2026 Landscape Trends: Natural, Wellness- Focused, and Accessible 

The Garden as a Living System 

Beyond aesthetics, one of the most significant trends emerging from the Flower Show is philosophical. 

Landscape design is increasingly moving away from rigid layouts and toward systems-based thinking. In other words, the garden is no longer simply a designed space. It is being approached as a living ecosystem.  “You don’t have to be a designer,” Seth explains. “but you have to think of your plants as part of a natural system, and you’re restoring that system.” 

This systems-driven approach continues to shape some of the most important garden design trends of 2026, particularly around native planting, pollinator support, and rewilded landscapes. Rather than creating spaces that look highly controlled, designers are embracing gardens that feel organic, layered, and intentionally less touched by the human hand. Native plants, pollinator-friendly species, and ecological restoration strategies are helping gardens function as habitats as much as visual spaces. 

This shift reflects a growing public interest in sustainable gardening and environmental stewardship. For everyday gardeners, the takeaway is simple: think less about perfection and more about purpose. 

How do your plants work together? 
What do they support? 
What kind of system are you helping restore? 

Those questions are becoming just as important as what looks good in bloom. 

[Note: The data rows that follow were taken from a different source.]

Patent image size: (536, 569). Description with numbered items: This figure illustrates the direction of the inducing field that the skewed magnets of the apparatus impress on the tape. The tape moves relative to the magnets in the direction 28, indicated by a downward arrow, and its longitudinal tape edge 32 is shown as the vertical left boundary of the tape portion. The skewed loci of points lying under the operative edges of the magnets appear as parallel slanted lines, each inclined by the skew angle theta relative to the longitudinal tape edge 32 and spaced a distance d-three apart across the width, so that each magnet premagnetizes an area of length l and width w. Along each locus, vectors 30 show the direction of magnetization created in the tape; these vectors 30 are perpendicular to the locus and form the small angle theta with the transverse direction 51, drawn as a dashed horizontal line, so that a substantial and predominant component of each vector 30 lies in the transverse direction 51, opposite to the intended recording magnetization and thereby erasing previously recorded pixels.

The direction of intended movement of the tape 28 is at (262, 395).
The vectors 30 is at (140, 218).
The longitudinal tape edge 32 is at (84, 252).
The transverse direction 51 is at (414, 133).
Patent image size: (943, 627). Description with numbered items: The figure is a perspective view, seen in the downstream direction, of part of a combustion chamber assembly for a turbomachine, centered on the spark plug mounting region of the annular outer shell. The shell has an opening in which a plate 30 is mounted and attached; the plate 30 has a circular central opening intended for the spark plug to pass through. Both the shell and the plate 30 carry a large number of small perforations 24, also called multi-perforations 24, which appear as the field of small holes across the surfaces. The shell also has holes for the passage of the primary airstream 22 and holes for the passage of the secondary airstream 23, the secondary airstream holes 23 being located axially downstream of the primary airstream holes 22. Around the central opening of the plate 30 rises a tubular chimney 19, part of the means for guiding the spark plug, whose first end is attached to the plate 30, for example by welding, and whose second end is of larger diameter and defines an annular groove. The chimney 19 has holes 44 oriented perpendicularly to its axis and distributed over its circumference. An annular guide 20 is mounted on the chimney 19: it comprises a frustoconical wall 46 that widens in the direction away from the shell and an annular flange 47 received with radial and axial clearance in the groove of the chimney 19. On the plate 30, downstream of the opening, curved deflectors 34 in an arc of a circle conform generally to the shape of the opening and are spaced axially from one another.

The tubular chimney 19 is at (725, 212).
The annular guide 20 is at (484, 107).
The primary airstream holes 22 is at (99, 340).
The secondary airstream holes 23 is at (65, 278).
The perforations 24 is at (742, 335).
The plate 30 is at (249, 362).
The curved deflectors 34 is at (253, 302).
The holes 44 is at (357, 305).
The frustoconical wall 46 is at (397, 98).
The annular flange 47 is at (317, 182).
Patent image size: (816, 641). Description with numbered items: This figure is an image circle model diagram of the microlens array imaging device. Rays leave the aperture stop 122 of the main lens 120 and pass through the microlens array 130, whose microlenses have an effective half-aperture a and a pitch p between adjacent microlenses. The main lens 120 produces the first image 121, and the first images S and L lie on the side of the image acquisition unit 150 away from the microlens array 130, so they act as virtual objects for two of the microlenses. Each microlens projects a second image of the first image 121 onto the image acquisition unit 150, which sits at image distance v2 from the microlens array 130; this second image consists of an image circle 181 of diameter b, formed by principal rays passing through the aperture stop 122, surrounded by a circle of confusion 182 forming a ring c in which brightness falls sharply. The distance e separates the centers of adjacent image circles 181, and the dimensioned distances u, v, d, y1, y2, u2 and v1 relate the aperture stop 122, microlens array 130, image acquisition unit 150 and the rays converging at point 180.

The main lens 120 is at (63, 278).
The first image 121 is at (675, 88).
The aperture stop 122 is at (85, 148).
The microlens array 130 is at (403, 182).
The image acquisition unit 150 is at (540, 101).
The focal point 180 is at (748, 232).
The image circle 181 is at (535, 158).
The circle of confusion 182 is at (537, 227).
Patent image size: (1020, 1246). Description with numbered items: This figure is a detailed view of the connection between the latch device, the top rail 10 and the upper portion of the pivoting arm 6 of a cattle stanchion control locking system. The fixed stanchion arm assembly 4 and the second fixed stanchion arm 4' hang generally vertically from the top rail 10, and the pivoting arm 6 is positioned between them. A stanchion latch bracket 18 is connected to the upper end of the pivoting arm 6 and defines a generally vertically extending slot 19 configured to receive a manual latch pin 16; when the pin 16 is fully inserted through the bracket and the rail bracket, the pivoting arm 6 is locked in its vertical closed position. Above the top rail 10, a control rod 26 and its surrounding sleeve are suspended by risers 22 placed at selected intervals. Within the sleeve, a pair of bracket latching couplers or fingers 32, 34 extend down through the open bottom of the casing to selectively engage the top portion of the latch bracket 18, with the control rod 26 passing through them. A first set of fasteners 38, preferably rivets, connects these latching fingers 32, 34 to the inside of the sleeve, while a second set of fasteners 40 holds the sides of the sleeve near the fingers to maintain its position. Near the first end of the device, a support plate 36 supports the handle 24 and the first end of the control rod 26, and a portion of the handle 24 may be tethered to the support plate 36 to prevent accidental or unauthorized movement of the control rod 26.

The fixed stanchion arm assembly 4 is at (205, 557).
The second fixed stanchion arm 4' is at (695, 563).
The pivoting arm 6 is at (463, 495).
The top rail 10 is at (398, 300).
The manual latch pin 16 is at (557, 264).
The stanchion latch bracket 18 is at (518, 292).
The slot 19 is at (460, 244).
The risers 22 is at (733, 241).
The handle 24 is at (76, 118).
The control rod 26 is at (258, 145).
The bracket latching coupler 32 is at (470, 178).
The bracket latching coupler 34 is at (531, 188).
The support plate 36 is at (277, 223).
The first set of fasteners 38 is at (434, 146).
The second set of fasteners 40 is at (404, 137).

Ground-Level Texture Is Redefining Garden Design  

Ground-level textures are also playing a larger role in 2026 garden design trends. At this year’s Philadelphia Flower Show, materials like stone, sand, crushed shells, and terracotta replaced more traditional hardscaping to create depth, texture, and visual interest.  

Rather than serving as a simple backdrop, these layered surfaces help define movement through the garden and make the space feel more organic and immersive. For home gardeners, it’s an approachable way to add dimension and character without a full redesign. 

Why Soil Is Having a Wellness Moment 

Perhaps the most unexpected trend from this year’s Flower Show is happening below the surface. 

“Soil is really experiencing a moment right now. People are paying attention to it in a way they didn’t before.” Pearsoll says. More specifically, the growing interest in soil health mirrors broader shifts in wellness culture. 

“I actually think this is an output of wellness culture,” he explains. 

As consumers increasingly pay attention to food sourcing, nutrition, and ingredients in their daily lives, that same mindset is now influencing gardening. People want to know where their plants come from, what their soil contains, and how to support long-term plant health. Boutique soils, specialized amendments, organic blends, and plant-specific mixes are all gaining traction. It reflects a deeper change in industry thinking, a move away from growing for surface-level beauty alone and toward whole-plant health. 

Gardeners are no longer just chasing bigger blooms or more vegetable output. They are thinking holistically about the plant’s health. In many ways, soil has become the wellness language of gardening. 

Gardening Design Becomes More Accessible 

The future of gardening is also becoming more approachable. “There’s a whole new level of access that’s permeating into the garden space,” Pearsoll says. 

What once required significant investment: outdoor lighting, atmospheric design elements, or curated balcony spaces, is now more attainable for renters, apartment dwellers, and first-time gardeners. Affordable solar lighting, app-controlled landscape lights, and low-cost design elements are allowing people to transform patios, porches, and balconies with minimal cost while offering high levels of customization.  

What These 2026 Gardening Trends Mean for Home Gardeners

The 2026 Flower Show demonstrates how gardening continues to evolve while staying deeply connected to its origins. This year’s trends highlight a shift toward more meaningful, accessible, and sustainable gardening practices. 

Whether you’re experimenting with a terrarium, incorporating native plants, or rethinking how you design your space, these trends offer inspiration for gardeners at every level. 

As the Flower Show looks ahead to its return in 2027, one thing remains clear: the future of gardening is not just about what we grow, but how we stay rooted in the process.